If they reminded him of how he'd followed his brother, and sometimes a stray word or glance would make that connection, he'd turn and snap at them in his frostiest voice. And they'd run away crying, and he'd hate them all the more.
But... Uzumaki. He was bumbling, blond, cheerful, blind, and in every way a fool, inferior to Sasuke. Sasuke made up his mind to ignore the blond, knowing it would be easy because of the klutz's dislike of him. He wasn't bland, but he could be tuned out. And dislike was better than admiration, which was what the pink-aired Sakura held for him. They would both slow him down, he thought, trying his best not to listen to either.
But they didn't just slow him down, they interfered. Uzumaki was distracting – his strength came out in full force just to anger Sasuke – dumb perseverance. It drew the Uchiha survivor into competitions and arguments and rivalry. Dislike was replaced by that, by rivalry. By interaction with the real world, or at least with one real person.
Just what he'd been trying to avoid.
Naruto was an opposite to Sasuke, in so many ways. It took the genius a while to figure them out, because it was strange. Naruto was an outcast, socially rejected, and yet still struggling like a ... like a dumb, moronic, thick-headed Naruto-like thing to cling to friendship and happiness. Idiot's ideals that Sasuke had rejected, and fiercely told himself not to miss. He didn't miss them, he had training to do. Naruto was useful for training, and that was it.
It took him longer to realise that through the denial he admired Naruto, in the way you do a distant saint or martyr. It was illogical how bright and determined the blond was. He stuck to his goals much like Sasuke did, but... he admired society. He was a patriot, an exiled patriot. Why did he love his land? Why was the friendship of weak, girlish, doting Sakura so meaningful to him?
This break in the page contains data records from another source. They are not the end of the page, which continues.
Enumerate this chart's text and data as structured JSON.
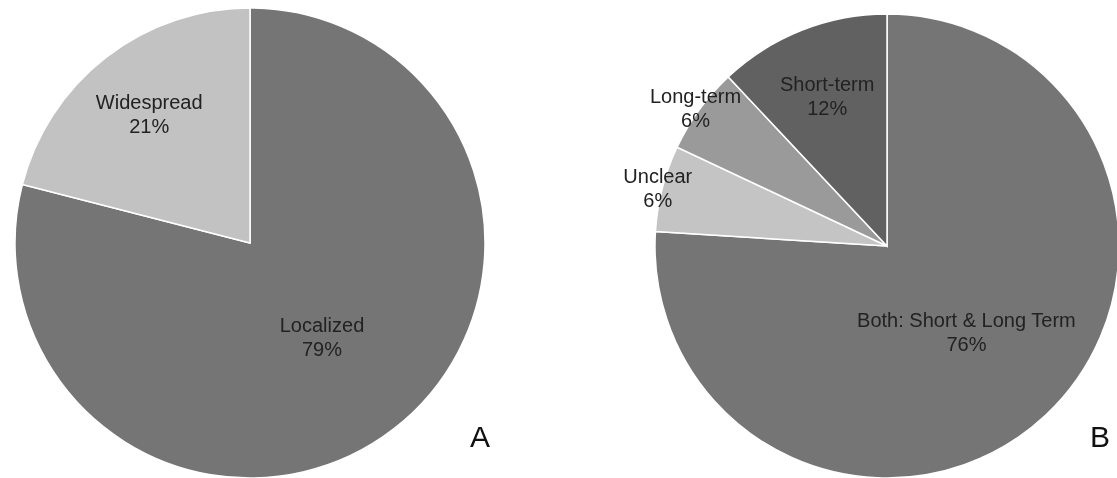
{
  "chart_data": [
    {
      "type": "pie",
      "categories": [
        "Localized",
        "Widespread"
      ],
      "values": [
        79,
        21
      ],
      "value_labels": [
        "79%",
        "21%"
      ],
      "colors": [
        "#757575",
        "#c2c2c2"
      ],
      "annotations": [
        "A"
      ]
    },
    {
      "type": "pie",
      "categories": [
        "Both: Short & Long Term",
        "Unclear",
        "Long-term",
        "Short-term"
      ],
      "values": [
        76,
        6,
        6,
        12
      ],
      "value_labels": [
        "76%",
        "6%",
        "6%",
        "12%"
      ],
      "colors": [
        "#757575",
        "#c4c4c4",
        "#9a9a9a",
        "#616161"
      ],
      "annotations": [
        "B"
      ]
    }
  ]
}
He was strong, because he trained and trained. And at the same time he found it more important to joke and make Kiba or Shikamaru laugh than to listen or learn. Sasuke had seen people like that, sucking up to those seen as cool, but Naruto wasn't one of them. He didn't just want popularity, and yet he didn't just want strength. An enigma, indeed.
But Sasuke found himself drawn to this enigma. The loud prankster was likeable, and he wanted to like him.
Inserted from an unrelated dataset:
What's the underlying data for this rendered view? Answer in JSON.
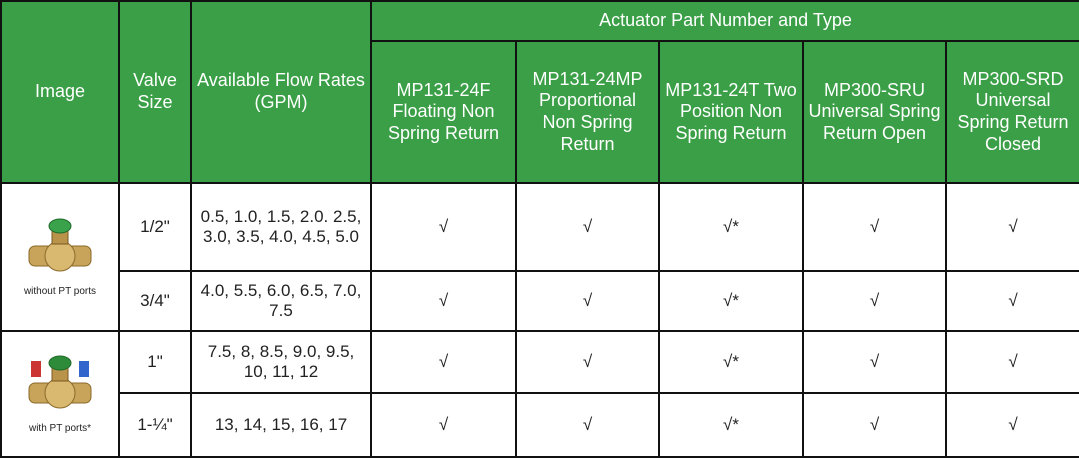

It was completely logical that he left. Naruto fought the Curse Seal, the urge to complete his mission fighting his (weak, pathetic, useless) need to make a friend. Running up trees with Naruto had shown him he was lonely, they'd been tentatively reaching out and getting to rely on each other more and more. They were becoming rivals, growing to be each other's purpose and challenge. But - Naruto was a distraction, thick, dumb-ass, retard, dead-last. He couldn't let himself be held back, he told himself, reciting lists of epithets for the cheerful blond and trying to make them spiteful.
It was a war between power and spirit, and his logical mind told him to seize the day.
Naruto had been getting stronger day on day, and the Chidori had been inadequate against Gaara.
Naruto was strong, and Sasuke couldn't forget how he'd seen the Rasengan carve out an expanding tract through the water tower. He couldn't forget that, he had to give up the rivalry, unless he wanted to lose the dead-last (to become the dead-last? He couldn't be Naruto, he could never, ever fight for approval. He hated that about Naruto, he would make his own way). He wasn't strong enough and didn't care enough to be Naruto, he was a genius and didn't need to. He wasn't going to lose to Naruto, though.
He would lose the dead-last.
He wouldn't lose to the dead-last.
He would leave the dead-last (he wouldn't lose him) - he would complete his mission.
Maybe when he completed his vengeance.
Maybe he could dare to hope for friendship then. He couldn't allow himself it now.